Friday, June 08, 2007

Beatrix Potter SAL progress and Mrs. William Heelis

Beatrix Potter SAL progress.....or lack of it! I am not posting a progress photo as there is little to show with the very few added stitches. I will however continue with my Friday stories of Beatrix's life.

Beatrix became engaged to the country soliciter, William Heelis in 1912. The photo above shows them at their engagement.


From Margaret Lane's book"The Tale of Beatrix Potter":

".....on the fourteenth of October, in the parish church of St. Mary Abbot's, Kensington, Beatrix Potter became Mrs. William Heelis.

The honeymoon was spent at Sawrey, in a furnished bungalow above Castle Farm, where the cottage -- bigger than Hill Top and more convenient -- was being got ready for them. Hill Top had given Beatrix Potter all thet freedom and most of the happiness she had known, but she felt that it was too small and primitive for her husband, and was unwilling to alter it. The rooms at Hill Top were tiny; the Cannons, at their end of the house, lived at close quarters -- one could hear their voices through the communicating door and the ring of pails in the dairy -- and the only water supply was a pump in the yard. All this, of course, could have been altered, but she loved it too much to change. So Hill Top was kept as it was, the beds aired and the rooms swept and the windows open, while Beatrix Potter made a second home for herself, only the breadth of a narrow field away."

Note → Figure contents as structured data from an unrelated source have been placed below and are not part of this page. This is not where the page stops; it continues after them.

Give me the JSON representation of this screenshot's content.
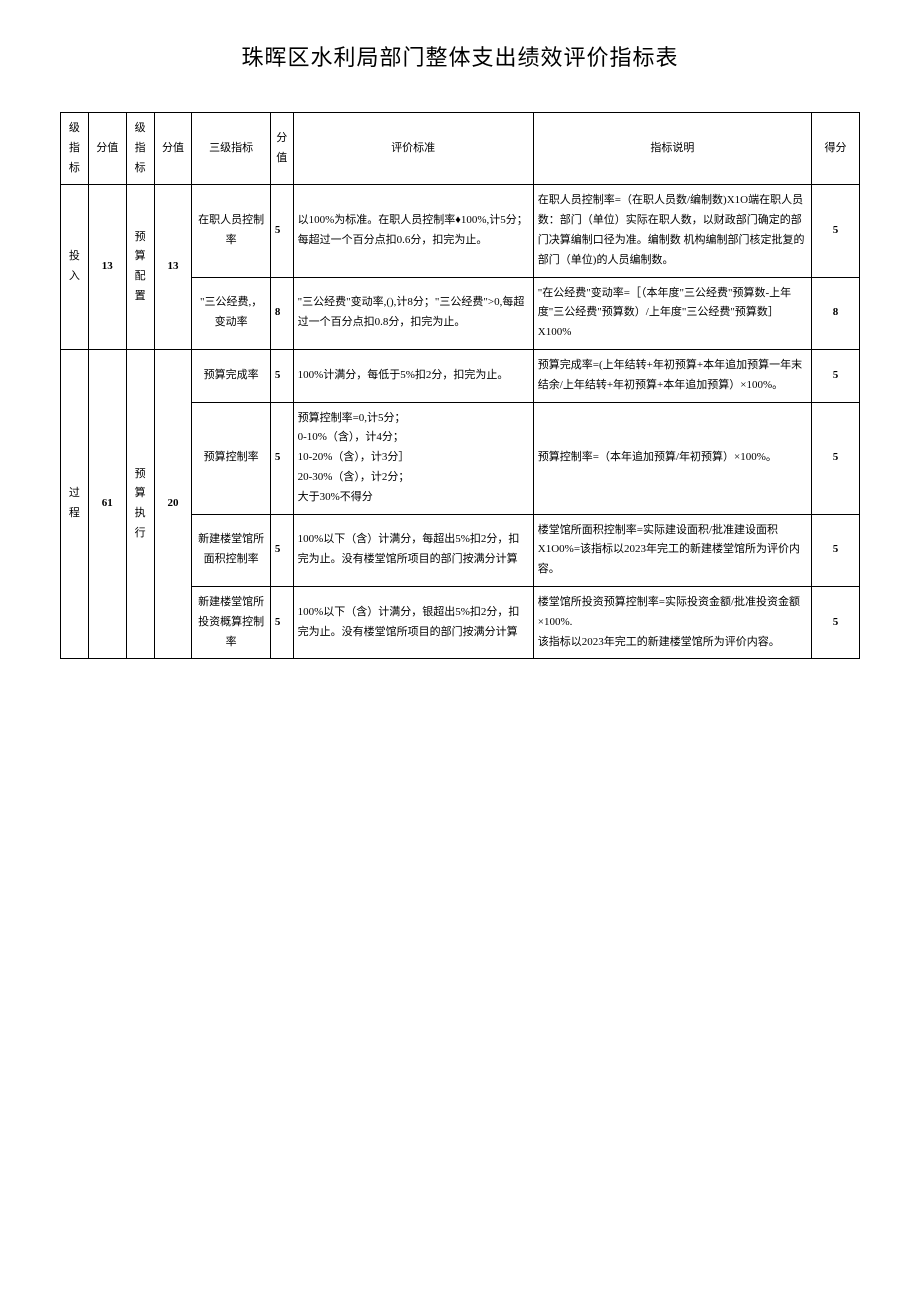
{
  "title": "珠晖区水利局部门整体支出绩效评价指标表",
  "header": {
    "col1": "级指标",
    "col2": "分值",
    "col3": "级指标",
    "col4": "分值",
    "col5": "三级指标",
    "col6": "分值",
    "col7": "评价标准",
    "col8": "指标说明",
    "col9": "得分"
  },
  "row1_l1": "投入",
  "row1_l1v": "13",
  "row1_l2": "预算配置",
  "row1_l2v": "13",
  "row1_l3": "在职人员控制率",
  "row1_l3v": "5",
  "row1_std": "以100%为标准。在职人员控制率♦100%,计5分；每超过一个百分点扣0.6分，扣完为止。",
  "row1_desc": "在职人员控制率=（在职人员数/编制数)X1O端在职人员数：部门（单位）实际在职人数，以财政部门确定的部门决算编制口径为准。编制数 机构编制部门核定批复的部门（单位)的人员编制数。",
  "row1_score": "5",
  "row2_l3": "\"三公经费,，变动率",
  "row2_l3v": "8",
  "row2_std": "\"三公经费\"变动率,(),计8分；\"三公经费\">0,每超过一个百分点扣0.8分，扣完为止。",
  "row2_desc": "\"在公经费\"变动率=［（本年度\"三公经费\"预算数-上年度\"三公经费\"预算数）/上年度\"三公经费\"预算数］X100%",
  "row2_score": "8",
  "row3_l1": "过程",
  "row3_l1v": "61",
  "row3_l2": "预算执行",
  "row3_l2v": "20",
  "row3_l3": "预算完成率",
  "row3_l3v": "5",
  "row3_std": "100%计满分，每低于5%扣2分，扣完为止。",
  "row3_desc": "预算完成率=(上年结转+年初预算+本年追加预算一年末结余/上年结转+年初预算+本年追加预算）×100%。",
  "row3_score": "5",
  "row4_l3": "预算控制率",
  "row4_l3v": "5",
  "row4_std": "预算控制率=0,计5分；\n0-10%（含），计4分；\n10-20%（含），计3分］\n20-30%（含），计2分；\n大于30%不得分",
  "row4_desc": "预算控制率=（本年追加预算/年初预算）×100%。",
  "row4_score": "5",
  "row5_l3": "新建楼堂馆所面积控制率",
  "row5_l3v": "5",
  "row5_std": "100%以下（含）计满分，每超出5%扣2分，扣完为止。没有楼堂馆所项目的部门按满分计算",
  "row5_desc": "楼堂馆所面积控制率=实际建设面积/批准建设面积 X1O0%=该指标以2023年完工的新建楼堂馆所为评价内容。",
  "row5_score": "5",
  "row6_l3": "新建楼堂馆所投资概算控制率",
  "row6_l3v": "5",
  "row6_std": "100%以下（含）计满分，银超出5%扣2分，扣完为止。没有楼堂馆所项目的部门按满分计算",
  "row6_desc": "楼堂馆所投资预算控制率=实际投资金额/批准投资金额×100%.\n该指标以2023年完工的新建楼堂馆所为评价内容。",
  "row6_score": "5"
}
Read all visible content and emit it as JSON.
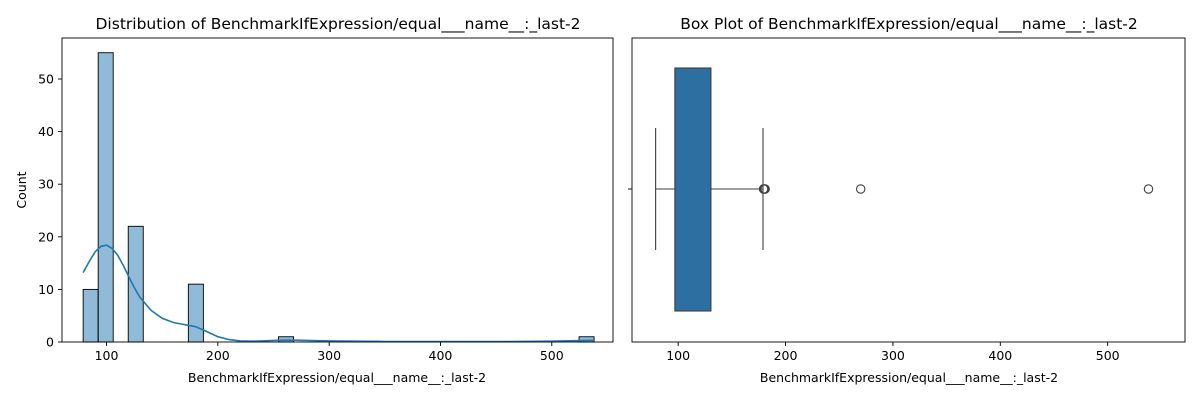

"And immediately the atmosphere of her life changes. Calm, and the certainty of sympathy and happiness succeed the divisions and disappointments and enforced patience of her single life. She was by temperament eminently suited to a useful and unpretentious married life, and she knew it. She settled into her new position with touching pride."

"In those few months her life had undergone a profound change. She was approaching fifty, and all the best of her creative work was done. As Beatrix Potter she already enjoyed a little measure of fame, and was financially independent' but the change from Miss Potter to Mrs. Heelis went far deeper than the name. It was as if, disliking so much about her earlier life that she could hardly bear to be reminded of it, she deliberatlely buried Miss Potter of Bolton Gardens, and became another person. Mrs. Heelis of Sawrey, who for hte next thirty years awas to be known as a dominent, shrewd, good~humored and salty charachter of the Lake Country, was absorbed in the life which Beatrix Potter had always wanted, and had achieved only by snatches of her possession of Hill Top, and expressed with love and poetic thruth in her art."

Photos of Hill Top Farm and Mr. and Mrs. William Heelis on their wedding day ~ 14 October 1913.

2 comments:

Tanya Willis Anderson said...

Ah, those old photographs! Could they have held each other or smiled abit more??? Love the era though. Enjoy your weekend at the cottage!

Deb said...

Heidi,
Does this mean we lost our gentle Beatrix and she made herself into the boisterous, bolicky Bea!!??
Oh, no!!!
I haven't even put a thread in my BP Quaker piece...I'm on it this weekend full-throttle, though!